On the other hand, a broad coalition of hospital organizations, including the California Hospital Association, Adventist Health, Alliance of Catholic Health Care, Loma Linda University Medical Center, Scripps Health, and Sutter Health, all opposed the bill. The main point of contention was with the broad sweeping nature of the new authority in the Attorney General to undo already closed transactions. According to a statement provided by these hospital organizations, Sen. Lara’s bill “eliminates certainty in transactions involving the sale or transfer of non-profit hospitals by giving the Attorney General virtually unlimited discretion to impose post-transaction conditions. This authority to unilaterally change the terms of the transaction will mean that organizations will avoid many transactions that are in the community’s interest because there is no certainty regarding the terms of ‘the deal.’”

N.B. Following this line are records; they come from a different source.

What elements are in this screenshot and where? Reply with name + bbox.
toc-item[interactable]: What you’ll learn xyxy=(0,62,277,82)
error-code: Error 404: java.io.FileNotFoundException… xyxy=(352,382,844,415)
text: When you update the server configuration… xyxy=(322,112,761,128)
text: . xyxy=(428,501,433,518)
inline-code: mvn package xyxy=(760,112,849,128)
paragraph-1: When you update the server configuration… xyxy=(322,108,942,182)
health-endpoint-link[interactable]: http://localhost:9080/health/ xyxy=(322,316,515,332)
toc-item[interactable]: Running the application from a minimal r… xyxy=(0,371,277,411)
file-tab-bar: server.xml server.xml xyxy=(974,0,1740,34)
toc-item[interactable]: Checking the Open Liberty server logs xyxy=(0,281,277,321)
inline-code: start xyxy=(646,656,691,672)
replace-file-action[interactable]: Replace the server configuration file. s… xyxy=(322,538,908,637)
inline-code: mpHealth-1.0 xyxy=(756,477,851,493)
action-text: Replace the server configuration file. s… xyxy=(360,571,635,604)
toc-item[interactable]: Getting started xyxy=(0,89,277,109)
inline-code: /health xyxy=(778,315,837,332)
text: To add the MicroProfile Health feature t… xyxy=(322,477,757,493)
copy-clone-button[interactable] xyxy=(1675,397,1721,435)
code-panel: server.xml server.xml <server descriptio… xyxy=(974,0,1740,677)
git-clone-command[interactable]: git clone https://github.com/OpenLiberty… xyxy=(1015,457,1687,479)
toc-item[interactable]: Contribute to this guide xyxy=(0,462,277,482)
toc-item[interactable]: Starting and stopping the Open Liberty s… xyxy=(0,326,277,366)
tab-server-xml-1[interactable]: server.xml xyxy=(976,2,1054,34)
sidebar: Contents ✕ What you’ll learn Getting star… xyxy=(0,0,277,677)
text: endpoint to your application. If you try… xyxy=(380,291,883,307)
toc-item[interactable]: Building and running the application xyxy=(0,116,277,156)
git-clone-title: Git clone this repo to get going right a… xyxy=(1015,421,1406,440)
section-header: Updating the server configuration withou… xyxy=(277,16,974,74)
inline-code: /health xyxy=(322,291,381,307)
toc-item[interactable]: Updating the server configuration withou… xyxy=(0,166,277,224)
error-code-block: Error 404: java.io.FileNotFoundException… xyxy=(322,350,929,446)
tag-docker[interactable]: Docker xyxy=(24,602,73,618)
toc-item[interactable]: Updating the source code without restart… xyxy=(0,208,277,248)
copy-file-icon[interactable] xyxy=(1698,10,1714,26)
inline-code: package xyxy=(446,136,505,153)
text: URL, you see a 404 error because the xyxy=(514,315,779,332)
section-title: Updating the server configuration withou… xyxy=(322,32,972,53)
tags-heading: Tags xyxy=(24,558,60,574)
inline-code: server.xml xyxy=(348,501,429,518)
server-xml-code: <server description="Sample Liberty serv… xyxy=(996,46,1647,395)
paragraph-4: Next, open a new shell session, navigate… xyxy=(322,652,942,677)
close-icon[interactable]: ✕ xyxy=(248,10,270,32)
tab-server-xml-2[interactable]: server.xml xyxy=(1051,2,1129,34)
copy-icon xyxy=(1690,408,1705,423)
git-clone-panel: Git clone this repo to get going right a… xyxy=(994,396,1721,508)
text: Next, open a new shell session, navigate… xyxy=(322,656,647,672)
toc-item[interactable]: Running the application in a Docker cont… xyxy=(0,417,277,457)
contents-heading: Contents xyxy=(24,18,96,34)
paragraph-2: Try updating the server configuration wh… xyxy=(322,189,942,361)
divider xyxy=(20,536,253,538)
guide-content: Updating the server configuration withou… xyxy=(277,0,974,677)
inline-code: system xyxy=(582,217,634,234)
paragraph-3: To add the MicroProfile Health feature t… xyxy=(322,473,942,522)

The statement continues, “The provisions in the bill are undefined and so broadly written and ambiguous that there is essentially an unlimited grant of discretionary authority. . . Finally, this bill requires the parties to the transaction to waive their constitutional rights and due process protections. We believe the rule of law should continue to apply to these transactions. Existing law provides the Attorney General with broad authority to approve, reject and impose broad conditions on non-profit hospitals transactions. It is against the public interest to create perpetual uncertainty and eliminate constitutional protections and due process.”

If non-profit hospitals and other health facilities in fact avoid mergers, their financial health can be put at risk. Basic business principles assure nothing less. If the government can undo key terms of a deal well after it has been completed, financing arranged, and the transaction closed, fewer of those often business-saving deals will be done. That may not prove healthy for the health facilities, and for the communities they are to serve. But that will shortly be the law in California.